2. Staging DB is populated with some dummy data from scripts, possibly as part of deployment. Nice but you have to maintain the scripts.
3. Staging gets a copy of prod. Great for reproducing issues from prod, and possibly viable at small scale, but has some security issues - you'd probably need to censor some columns.
Perhaps there are other options, or ways to alleviate the pain here?
Have they gone through the experience of having a persistent staging environment that slowly drifts from production (1)? If they haven't, they can't possibly understand why that is a bad idea. I'll just go with the flow until they realize. Maybe I'll hint at the possible issues sometimes.
Have they figured out that copying prod is a bad idea (3)? If they haven't, same thing. They can't understand why that sucks and why that's not true reproducibility.

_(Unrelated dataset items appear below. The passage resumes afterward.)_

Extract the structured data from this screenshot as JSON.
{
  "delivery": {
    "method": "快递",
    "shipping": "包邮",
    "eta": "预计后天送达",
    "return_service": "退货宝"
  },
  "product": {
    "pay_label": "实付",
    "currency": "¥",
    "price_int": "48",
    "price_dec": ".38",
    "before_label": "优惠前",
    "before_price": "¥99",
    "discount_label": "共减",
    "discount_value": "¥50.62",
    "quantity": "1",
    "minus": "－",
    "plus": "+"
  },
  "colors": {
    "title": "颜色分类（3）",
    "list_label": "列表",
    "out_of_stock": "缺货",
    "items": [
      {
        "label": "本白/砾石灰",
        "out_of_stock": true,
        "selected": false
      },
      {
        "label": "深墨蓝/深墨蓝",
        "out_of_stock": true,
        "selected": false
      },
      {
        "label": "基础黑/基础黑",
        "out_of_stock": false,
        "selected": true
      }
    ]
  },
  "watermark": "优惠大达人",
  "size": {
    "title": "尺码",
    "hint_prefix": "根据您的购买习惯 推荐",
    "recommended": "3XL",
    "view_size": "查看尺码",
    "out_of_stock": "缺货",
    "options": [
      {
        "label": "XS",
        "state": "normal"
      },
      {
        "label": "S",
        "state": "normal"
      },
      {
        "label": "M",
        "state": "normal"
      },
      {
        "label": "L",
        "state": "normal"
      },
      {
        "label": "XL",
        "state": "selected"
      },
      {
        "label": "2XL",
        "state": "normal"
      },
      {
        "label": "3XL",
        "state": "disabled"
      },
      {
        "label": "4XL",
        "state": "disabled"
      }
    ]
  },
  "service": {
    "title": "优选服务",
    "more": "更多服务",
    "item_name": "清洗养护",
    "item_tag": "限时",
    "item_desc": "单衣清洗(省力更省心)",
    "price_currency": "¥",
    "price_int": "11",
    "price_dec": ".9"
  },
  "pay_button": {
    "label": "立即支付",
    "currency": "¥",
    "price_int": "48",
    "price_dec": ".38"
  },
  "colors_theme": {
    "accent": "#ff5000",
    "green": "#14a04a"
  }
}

Finally, (2). Fixtures! It's also a journey. There are so many things that can go wrong. Knowing those things depends on having gone through those journeys with a persistent staging and production copies.
There is no relief from the pain. No magic bullet. No product or solution that will ever solve this. You have to go through those stages. If you're lucky, someone will guide you through them (in practice). The journey can be sped up, but I haven't seen a shortcut that works (like forcing the team to adopt a practice without them internalizing it).
> I suppose you include a script to update staging
Essentially, yes. But if I write a script to do it on staging, why don't I write one for prod as well? Maybe I could even go beyond that. Make a simple tool to handle those scripts for me (that's migrations).
It requires some version control and deployment discipline, which is something you probably wouldn't have if you're adding columns directly on the prod db.
I learned very early that no developer should have access to prod db. Not even read access. No writing, definitely. Schema changes by a single developer outside version control should be impossible.
For local devs, seeding the database with plausible correct data works pretty well.
There 3 types of migration files/scripts: structure, basic-data, dummy-data.
structure - new table, add column goes here basic-data - e.g. default config values go here dummy-data - gets used on local and stating
Run migrations with a flag to include the dummy-data migrations.